Rolling Out an Effective QAPI Program
In line with the five elements to a successful QAPI program, here are some tips and best practices to help you implement one in your agency:
- Establish progress indicators
Have indicators that can measure progress. Track certain quality indicators, including adverse patient events, that reflect improvement in outcomes, patient safety, and quality of care.
- Utilize OASIS review
Use OASIS-driven data, along with other relevant data, to track and monitor the effectiveness of the QAPI program thus far and identify areas that need improvement. Having an OASIS QA partner can be beneficial in making this process successful to help your agency capture and translate data into actionable insights.
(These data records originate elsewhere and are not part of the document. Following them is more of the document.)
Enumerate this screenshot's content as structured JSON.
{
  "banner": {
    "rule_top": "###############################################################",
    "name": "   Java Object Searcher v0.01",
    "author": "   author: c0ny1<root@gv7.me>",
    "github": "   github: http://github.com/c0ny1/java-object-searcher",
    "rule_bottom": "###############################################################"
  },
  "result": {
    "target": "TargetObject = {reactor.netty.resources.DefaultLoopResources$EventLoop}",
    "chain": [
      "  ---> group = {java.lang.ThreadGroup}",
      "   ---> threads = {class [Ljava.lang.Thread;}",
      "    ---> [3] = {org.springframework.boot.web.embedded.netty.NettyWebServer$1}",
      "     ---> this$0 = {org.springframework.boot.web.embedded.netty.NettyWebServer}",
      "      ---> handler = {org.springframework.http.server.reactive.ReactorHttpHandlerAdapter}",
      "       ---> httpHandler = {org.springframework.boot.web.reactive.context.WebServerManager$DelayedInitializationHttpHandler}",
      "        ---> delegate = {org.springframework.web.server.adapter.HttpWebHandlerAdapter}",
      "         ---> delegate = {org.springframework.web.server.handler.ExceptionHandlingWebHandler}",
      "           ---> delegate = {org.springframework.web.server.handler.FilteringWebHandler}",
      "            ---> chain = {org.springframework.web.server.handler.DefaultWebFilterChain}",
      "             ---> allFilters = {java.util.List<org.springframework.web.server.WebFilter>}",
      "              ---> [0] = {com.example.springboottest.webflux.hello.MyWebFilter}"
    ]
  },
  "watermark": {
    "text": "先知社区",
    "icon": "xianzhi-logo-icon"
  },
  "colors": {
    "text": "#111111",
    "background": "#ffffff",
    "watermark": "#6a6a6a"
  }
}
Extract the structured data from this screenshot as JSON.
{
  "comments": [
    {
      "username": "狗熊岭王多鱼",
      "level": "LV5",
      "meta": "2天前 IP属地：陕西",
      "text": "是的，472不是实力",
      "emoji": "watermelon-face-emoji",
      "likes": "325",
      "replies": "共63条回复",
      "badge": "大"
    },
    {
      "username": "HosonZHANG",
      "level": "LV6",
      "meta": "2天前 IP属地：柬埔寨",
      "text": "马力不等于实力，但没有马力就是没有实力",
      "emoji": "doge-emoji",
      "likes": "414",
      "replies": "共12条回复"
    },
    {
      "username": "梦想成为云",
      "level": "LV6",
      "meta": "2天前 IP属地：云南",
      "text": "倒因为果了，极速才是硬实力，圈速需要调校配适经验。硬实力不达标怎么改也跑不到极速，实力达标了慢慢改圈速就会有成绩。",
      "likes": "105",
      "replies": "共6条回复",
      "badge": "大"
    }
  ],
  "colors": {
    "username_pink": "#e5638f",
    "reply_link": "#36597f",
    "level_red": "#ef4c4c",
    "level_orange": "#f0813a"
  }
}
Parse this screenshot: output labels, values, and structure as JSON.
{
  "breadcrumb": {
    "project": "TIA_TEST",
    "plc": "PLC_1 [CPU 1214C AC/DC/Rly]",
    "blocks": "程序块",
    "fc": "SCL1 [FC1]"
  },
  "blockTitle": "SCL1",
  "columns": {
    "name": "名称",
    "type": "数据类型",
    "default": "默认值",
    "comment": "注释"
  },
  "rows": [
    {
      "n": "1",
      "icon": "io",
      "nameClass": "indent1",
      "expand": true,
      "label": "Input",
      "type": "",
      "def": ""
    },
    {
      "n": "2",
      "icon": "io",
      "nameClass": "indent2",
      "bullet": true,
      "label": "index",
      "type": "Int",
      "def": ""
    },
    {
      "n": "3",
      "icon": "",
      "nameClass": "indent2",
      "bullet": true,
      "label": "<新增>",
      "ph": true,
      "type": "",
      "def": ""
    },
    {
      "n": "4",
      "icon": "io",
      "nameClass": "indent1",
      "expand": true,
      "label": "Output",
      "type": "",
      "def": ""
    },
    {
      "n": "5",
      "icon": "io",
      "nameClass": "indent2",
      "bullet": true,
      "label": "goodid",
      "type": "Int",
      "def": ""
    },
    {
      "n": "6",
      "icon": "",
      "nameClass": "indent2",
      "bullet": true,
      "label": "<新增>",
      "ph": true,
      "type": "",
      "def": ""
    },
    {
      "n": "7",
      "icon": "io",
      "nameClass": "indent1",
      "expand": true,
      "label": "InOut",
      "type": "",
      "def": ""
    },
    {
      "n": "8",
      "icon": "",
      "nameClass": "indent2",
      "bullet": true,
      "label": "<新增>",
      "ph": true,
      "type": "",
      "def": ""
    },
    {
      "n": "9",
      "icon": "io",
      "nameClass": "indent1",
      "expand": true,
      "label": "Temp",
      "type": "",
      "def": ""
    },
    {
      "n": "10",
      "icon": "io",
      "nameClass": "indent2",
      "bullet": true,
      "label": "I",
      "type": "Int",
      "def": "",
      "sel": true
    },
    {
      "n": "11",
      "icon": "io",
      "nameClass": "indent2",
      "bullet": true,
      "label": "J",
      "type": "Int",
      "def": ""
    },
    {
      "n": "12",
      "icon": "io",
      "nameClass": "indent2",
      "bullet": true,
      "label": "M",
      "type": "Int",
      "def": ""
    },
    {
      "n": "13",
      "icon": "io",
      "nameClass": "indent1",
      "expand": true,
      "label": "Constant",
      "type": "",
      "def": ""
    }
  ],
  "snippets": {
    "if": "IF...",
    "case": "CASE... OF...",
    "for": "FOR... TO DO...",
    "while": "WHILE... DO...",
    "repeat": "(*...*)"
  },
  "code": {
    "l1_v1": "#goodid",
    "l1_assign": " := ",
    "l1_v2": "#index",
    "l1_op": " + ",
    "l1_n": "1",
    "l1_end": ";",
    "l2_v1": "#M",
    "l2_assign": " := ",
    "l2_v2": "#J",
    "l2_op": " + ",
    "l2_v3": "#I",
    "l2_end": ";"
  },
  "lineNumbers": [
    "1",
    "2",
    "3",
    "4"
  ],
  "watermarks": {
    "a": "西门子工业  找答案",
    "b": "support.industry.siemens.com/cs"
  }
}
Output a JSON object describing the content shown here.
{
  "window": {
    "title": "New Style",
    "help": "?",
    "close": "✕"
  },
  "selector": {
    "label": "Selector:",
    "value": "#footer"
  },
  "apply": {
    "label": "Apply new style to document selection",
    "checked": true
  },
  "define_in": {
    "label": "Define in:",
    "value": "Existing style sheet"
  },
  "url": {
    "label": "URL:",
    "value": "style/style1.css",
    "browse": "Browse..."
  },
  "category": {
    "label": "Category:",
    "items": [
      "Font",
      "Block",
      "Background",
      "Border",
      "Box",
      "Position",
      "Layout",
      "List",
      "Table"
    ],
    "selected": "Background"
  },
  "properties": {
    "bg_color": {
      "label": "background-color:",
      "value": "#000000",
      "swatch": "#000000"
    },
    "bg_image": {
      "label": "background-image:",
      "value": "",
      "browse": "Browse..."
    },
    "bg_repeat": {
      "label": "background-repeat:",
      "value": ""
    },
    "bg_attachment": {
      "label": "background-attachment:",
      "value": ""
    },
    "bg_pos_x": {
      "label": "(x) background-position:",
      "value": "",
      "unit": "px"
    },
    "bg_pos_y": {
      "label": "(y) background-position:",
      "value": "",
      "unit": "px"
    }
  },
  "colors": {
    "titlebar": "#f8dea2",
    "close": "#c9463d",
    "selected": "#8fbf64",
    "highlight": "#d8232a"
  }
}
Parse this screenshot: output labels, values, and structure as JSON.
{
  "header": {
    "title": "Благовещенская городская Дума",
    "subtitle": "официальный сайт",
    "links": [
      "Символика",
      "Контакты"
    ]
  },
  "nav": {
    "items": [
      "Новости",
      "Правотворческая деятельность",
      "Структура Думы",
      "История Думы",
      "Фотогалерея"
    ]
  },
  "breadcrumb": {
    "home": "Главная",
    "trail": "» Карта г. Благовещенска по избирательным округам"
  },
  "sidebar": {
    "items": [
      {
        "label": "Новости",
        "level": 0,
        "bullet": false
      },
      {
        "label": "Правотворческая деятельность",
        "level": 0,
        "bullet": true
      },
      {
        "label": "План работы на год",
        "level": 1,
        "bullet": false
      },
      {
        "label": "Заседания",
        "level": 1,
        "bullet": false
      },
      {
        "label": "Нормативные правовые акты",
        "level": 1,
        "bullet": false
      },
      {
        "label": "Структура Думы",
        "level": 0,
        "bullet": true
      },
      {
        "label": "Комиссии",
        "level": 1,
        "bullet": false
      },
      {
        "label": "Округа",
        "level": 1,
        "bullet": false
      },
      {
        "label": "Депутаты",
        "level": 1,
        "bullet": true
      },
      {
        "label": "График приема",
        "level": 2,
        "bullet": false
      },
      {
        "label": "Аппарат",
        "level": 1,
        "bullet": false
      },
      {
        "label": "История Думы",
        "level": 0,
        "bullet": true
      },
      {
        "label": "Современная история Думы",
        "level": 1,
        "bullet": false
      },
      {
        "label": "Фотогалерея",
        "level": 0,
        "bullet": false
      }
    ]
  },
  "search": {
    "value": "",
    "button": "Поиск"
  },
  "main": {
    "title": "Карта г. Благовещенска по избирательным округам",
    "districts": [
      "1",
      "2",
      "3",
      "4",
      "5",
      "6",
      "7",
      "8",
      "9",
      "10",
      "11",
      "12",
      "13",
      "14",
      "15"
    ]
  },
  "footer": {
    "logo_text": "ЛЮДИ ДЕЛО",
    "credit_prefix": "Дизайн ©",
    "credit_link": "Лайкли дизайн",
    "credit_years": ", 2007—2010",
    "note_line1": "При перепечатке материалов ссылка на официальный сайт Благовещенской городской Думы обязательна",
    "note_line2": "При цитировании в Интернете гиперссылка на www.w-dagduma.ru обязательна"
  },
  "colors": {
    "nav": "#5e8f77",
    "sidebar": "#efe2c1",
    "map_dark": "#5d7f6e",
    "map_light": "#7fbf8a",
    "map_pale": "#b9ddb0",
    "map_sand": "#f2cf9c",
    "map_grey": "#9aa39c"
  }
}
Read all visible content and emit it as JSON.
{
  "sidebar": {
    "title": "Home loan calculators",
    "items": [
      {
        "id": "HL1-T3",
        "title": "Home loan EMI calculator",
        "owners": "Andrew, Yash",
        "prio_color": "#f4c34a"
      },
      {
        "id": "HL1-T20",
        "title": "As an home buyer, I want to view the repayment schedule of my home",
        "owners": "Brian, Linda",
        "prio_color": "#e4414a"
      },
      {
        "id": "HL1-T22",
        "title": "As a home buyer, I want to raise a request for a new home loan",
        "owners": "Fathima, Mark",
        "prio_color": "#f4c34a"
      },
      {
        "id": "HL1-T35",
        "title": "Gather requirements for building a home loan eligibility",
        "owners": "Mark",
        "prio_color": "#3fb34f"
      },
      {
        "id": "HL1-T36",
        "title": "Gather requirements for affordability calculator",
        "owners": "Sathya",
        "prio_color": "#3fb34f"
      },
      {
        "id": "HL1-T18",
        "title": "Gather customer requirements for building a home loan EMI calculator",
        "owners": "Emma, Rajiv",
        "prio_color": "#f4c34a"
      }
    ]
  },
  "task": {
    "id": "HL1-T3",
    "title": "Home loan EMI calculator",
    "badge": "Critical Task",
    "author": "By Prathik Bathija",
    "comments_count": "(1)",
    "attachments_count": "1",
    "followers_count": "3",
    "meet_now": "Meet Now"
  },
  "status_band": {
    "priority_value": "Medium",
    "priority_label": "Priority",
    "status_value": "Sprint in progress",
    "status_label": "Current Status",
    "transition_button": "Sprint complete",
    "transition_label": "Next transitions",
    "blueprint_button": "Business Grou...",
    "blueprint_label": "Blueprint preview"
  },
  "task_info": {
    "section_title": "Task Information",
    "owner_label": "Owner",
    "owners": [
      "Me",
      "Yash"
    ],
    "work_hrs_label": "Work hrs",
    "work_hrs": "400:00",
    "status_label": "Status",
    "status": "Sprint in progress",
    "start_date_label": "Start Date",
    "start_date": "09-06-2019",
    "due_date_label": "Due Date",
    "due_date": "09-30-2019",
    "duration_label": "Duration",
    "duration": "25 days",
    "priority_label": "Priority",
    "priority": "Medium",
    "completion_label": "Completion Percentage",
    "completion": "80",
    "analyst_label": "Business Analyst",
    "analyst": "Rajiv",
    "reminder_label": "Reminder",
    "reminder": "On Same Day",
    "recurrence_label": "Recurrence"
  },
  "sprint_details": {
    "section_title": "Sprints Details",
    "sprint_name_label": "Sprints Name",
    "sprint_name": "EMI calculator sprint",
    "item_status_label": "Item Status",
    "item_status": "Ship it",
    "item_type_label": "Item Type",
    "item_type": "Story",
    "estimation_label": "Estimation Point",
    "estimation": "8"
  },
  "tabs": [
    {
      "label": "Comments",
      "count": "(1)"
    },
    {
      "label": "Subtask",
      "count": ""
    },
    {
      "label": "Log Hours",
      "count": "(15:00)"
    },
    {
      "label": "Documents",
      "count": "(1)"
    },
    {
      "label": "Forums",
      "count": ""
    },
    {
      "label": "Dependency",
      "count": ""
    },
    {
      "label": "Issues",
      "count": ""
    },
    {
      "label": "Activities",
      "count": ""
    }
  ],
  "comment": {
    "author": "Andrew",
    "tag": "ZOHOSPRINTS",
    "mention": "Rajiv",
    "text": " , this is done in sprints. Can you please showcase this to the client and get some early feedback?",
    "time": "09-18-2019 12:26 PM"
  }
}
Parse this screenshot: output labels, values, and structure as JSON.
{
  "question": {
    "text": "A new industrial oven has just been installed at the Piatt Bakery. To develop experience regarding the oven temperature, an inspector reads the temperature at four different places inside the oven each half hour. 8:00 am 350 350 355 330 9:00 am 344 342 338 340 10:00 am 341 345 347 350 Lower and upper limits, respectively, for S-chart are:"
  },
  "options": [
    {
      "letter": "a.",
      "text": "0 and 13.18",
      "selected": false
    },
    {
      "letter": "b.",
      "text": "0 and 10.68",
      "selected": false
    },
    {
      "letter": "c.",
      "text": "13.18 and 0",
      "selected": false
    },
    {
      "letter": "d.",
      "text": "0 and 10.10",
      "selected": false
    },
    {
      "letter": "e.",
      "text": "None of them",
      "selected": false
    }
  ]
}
- Identify and address the root cause
Focus on more challenging areas that are high-risk and have high volume. Track adverse patient events, find out how those events happened, and then establish corrective action plans to eliminate or avoid them in the future.
- Make measuring progress and tracking areas for improvement a habit
Document what projects and efforts have been put in place to address problem areas, why they were undertaken, and the quantifiable positive results achieved by them.
- Let your leaders get involved
Management must make sure that the QAPI program is defined, implemented, and maintained, and then set priorities for the QAPI program to improve operations and patient outcomes.
QAPI: A Habit for Efficiency
Performance improvement is an ongoing and constant pursuit of enhancements. Management plays a vital role in ensuring the success of the QAPI program. They can use data to make sure their staff understands the importance of the project, and then provide support for them so they can enforce best practices to remain compliant with the CoPs.
At the same time, a vital aspect of quality assurance is the systematic measurement, which includes monitoring processes with a feedback loop to prevent errors. A key player in the feedback loop could be an outsourcing partner that can provide valuable insights that contribute to process improvement. Your agency should always be collecting data and refining policies and procedures. This means asking the right questions, tracking knowledge gaps, and distinguishing challenging areas to create steps towards positive outcomes on all fronts.